Every time Bob Dylan starts to slip from my musical consciousness, he returns with an album of music that reminds me why he has been one of the most influential and important musicians of the last half-century. He has just released his 39th studio album, 58 years since his first. It is also his first album of all new original material in eight years.my_heart_sings_the_harmony_web_ad_alt_250

Rough And Rowdy Ways takes its place as one of the stronger albums of his career. Filled with the kind of imagery that only Dylan can create, and in some places only he can easily understand, he examines the world around him. There are also elements that are the product of his age. He is now one year shy of 80 years old, which has created thoughts and words that reflect upon his mortality.

The epic of the release is the 16-minute-and-54-second opus “Murder Most Foul.” It is a historical examination of the death of JFK within the context of American history and music.

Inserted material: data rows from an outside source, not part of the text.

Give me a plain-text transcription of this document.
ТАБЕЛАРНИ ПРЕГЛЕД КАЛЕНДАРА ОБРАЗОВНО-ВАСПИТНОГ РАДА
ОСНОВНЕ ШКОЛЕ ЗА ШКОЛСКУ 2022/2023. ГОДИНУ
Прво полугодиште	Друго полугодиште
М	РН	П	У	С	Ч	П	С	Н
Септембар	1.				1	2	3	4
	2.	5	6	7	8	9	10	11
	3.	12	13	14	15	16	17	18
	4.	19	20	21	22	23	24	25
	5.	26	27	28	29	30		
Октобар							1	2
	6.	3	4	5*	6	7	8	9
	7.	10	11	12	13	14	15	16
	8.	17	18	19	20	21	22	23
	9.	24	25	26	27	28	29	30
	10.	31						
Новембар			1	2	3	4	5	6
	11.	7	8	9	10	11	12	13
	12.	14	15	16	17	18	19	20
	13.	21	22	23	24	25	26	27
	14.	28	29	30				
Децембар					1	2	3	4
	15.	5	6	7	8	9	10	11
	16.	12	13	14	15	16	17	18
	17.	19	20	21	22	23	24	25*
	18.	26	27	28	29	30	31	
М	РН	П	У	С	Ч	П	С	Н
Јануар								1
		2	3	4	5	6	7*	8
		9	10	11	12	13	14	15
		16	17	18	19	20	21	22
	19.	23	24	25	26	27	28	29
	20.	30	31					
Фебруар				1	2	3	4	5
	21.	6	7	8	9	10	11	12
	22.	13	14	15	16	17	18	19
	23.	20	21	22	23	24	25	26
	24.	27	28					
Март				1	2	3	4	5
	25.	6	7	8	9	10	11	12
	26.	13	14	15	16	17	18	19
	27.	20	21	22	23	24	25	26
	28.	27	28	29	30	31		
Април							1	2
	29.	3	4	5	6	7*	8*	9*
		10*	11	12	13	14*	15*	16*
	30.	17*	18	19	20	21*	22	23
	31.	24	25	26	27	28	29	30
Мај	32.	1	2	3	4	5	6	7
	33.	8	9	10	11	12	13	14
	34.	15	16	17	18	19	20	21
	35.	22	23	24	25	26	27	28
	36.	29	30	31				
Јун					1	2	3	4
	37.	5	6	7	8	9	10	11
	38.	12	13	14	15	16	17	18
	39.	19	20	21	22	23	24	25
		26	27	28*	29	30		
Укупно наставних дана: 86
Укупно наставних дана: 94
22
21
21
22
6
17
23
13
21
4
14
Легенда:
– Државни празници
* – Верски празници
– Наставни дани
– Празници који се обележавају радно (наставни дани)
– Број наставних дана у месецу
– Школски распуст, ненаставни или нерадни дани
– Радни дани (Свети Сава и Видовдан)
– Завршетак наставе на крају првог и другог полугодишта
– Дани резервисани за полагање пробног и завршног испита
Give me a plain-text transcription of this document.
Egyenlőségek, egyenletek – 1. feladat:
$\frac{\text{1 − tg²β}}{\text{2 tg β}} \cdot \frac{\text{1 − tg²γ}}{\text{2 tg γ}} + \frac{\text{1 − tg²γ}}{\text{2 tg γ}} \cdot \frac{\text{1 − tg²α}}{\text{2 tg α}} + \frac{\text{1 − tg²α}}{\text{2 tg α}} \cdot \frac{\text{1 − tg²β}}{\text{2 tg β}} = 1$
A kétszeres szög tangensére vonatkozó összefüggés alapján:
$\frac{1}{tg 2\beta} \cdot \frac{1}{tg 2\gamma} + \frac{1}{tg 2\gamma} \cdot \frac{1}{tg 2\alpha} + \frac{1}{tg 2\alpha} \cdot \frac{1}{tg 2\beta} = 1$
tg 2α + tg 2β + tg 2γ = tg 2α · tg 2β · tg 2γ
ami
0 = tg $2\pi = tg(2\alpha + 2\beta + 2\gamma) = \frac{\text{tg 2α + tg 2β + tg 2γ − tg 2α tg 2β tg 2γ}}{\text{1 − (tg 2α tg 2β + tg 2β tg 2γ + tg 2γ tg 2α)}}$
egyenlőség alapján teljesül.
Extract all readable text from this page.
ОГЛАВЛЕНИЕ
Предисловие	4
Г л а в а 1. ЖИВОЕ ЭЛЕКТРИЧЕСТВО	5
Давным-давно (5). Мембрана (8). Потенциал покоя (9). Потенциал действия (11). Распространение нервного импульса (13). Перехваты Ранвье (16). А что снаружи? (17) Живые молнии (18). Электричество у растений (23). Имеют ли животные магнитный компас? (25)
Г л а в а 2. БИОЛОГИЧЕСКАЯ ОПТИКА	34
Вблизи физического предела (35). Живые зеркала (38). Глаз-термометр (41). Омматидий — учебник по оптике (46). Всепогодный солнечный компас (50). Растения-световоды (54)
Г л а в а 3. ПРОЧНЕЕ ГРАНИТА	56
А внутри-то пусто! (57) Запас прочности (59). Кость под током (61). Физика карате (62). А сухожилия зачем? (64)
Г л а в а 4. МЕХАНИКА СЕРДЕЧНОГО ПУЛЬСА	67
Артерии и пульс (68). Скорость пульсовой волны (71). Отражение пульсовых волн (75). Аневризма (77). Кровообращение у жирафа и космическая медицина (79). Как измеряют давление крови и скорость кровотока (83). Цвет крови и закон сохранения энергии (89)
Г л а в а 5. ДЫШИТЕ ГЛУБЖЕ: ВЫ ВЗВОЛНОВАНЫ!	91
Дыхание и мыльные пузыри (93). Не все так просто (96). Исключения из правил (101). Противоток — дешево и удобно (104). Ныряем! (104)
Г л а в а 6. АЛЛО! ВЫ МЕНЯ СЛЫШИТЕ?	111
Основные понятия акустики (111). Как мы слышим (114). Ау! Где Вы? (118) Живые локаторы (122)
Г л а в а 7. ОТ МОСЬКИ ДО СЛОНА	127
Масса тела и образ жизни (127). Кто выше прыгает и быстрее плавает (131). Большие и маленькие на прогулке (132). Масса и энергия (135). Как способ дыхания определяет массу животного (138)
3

It is a song with many layers that will bring rewards with each listen.

The years are piling up for Mr. Dylan, and “Crossing The Rubicon” and “Key West (Philosophical Pirate)” are his reflections on the process of aging and what comes next.

Dylan has always been connected to the present and “Black Rider” looks at the virus laden world of today, while “False Prophets” approaches the present from a different perspective.

Except for a peppy tribute to Jimmy Reed; the music is slow 12-bar blues. The backing is very simple this time around with guitars and a basic rhythm section, which keeps the emphasis on the words and messages.

Rough And Rowdy Ways is an unexpected achievement from the 79-year-old Dylan. It is his statement that he remains one of music’s best and most thought-provoking artists.